IL N’Y A AUCUNE PREUVE DE TRANSMISSION D’HOMME À HUMAIN

Bien que la transmission interhumaine ait été signalée dans le cas du virus Nipah, il n’existe actuellement aucune preuve de ce type de transmission pour le virus Langya.

Les patients infectés n’ont pas eu de contacts étroits ni d’antécédents communs d’exposition, ce qui, selon les experts, suggère que l’infection dans la population humaine “peut être sporadique” et est généralement causée par un contact avec des animaux infectés.

“La recherche des contacts entre 9 patients et 15 parents proches n’a révélé aucune transmission par contact étroit de LayV, mais la taille de notre échantillon était trop petite pour déterminer l’état de la transmission interhumaine de LayV”, indique l’article. .

THÉRAPIES ET VACCINS

Il n’existe actuellement aucun vaccin ni traitement contre les hénipavirus, le seul traitement consiste à traiter les complications.

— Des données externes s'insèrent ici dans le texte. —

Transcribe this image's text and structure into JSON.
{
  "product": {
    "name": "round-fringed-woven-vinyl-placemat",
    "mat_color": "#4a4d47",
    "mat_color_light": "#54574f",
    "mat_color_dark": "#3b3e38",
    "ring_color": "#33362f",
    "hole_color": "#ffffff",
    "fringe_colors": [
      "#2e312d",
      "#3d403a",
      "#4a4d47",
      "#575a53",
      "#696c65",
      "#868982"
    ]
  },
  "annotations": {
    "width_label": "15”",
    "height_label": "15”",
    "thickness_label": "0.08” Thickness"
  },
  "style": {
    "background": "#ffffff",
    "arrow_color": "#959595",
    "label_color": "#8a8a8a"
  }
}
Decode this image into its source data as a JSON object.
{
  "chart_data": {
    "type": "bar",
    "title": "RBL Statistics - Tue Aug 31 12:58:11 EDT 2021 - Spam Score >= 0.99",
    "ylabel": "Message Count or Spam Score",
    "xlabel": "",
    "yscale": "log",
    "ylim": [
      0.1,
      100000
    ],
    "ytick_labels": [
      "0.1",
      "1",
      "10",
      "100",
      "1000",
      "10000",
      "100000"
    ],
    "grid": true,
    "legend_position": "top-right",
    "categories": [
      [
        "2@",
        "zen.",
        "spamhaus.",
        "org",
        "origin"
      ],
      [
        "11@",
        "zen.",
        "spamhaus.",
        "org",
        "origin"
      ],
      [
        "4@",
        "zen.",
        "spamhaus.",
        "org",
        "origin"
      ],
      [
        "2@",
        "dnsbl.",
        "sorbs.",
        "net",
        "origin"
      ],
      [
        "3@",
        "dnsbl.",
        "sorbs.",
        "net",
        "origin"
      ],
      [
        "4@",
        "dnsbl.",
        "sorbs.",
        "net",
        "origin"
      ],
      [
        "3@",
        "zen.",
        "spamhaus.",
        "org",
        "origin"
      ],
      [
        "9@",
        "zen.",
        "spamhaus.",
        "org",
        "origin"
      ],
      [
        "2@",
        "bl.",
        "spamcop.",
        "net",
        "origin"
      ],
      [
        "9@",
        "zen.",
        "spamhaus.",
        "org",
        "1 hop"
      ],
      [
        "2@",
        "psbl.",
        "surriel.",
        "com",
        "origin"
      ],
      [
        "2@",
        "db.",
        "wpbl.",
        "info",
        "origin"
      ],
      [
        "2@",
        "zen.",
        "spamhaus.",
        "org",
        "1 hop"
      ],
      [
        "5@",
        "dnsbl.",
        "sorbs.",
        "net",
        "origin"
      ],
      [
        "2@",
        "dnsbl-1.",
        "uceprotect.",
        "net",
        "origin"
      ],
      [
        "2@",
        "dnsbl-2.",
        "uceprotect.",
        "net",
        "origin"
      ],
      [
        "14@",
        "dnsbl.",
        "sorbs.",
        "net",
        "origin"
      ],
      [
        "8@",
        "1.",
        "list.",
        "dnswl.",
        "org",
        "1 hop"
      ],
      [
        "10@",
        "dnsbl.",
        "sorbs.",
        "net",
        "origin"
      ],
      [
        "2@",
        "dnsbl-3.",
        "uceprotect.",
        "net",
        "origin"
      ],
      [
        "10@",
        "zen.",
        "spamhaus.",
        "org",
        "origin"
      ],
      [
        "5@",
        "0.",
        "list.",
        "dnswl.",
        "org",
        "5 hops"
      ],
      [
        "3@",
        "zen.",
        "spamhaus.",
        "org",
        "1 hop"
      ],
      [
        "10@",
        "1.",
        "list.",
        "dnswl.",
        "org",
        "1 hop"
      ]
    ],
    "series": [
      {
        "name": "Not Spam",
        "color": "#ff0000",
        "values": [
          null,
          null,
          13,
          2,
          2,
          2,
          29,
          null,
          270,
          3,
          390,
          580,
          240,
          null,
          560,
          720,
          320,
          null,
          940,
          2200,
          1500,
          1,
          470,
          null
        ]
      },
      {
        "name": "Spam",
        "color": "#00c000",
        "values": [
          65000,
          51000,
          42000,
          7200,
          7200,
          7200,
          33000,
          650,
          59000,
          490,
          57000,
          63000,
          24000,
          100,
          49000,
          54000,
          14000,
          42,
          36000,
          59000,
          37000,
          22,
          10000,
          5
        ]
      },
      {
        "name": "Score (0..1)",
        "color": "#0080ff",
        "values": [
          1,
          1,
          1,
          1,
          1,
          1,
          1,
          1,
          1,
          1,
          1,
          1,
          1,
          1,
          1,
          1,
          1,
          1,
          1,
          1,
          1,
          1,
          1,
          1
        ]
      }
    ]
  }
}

PAS DE PANIQUE MAIS LES YEUX OUVERTS

Selon Wang Lin-fa, professeur du Programme des maladies infectieuses émergentes à la Duke-NUS Medical School et l’un des auteurs de l’article sur NEJMpuisque les cas LayV jusqu’à présent n’ont pas été mortels ou très graves, “il n’y a pas lieu de paniquer”.

Cependant, il a également ajouté que “c’est toujours une source de préoccupation car de nombreux virus qui se produisent dans la nature ont des résultats imprévisibles lorsqu’ils infectent les humains”.

Wang Xinyu, directeur médical adjoint du département des maladies infectieuses de l’hôpital Huashan affilié à l’université de Fudan, a également réitéré une Temps mondiaux que : “Le coronavirus ne sera pas la dernière maladie infectieuse à provoquer une pandémie mondiale, car les nouvelles maladies infectieuses auront un impact croissant sur la vie quotidienne des gens”.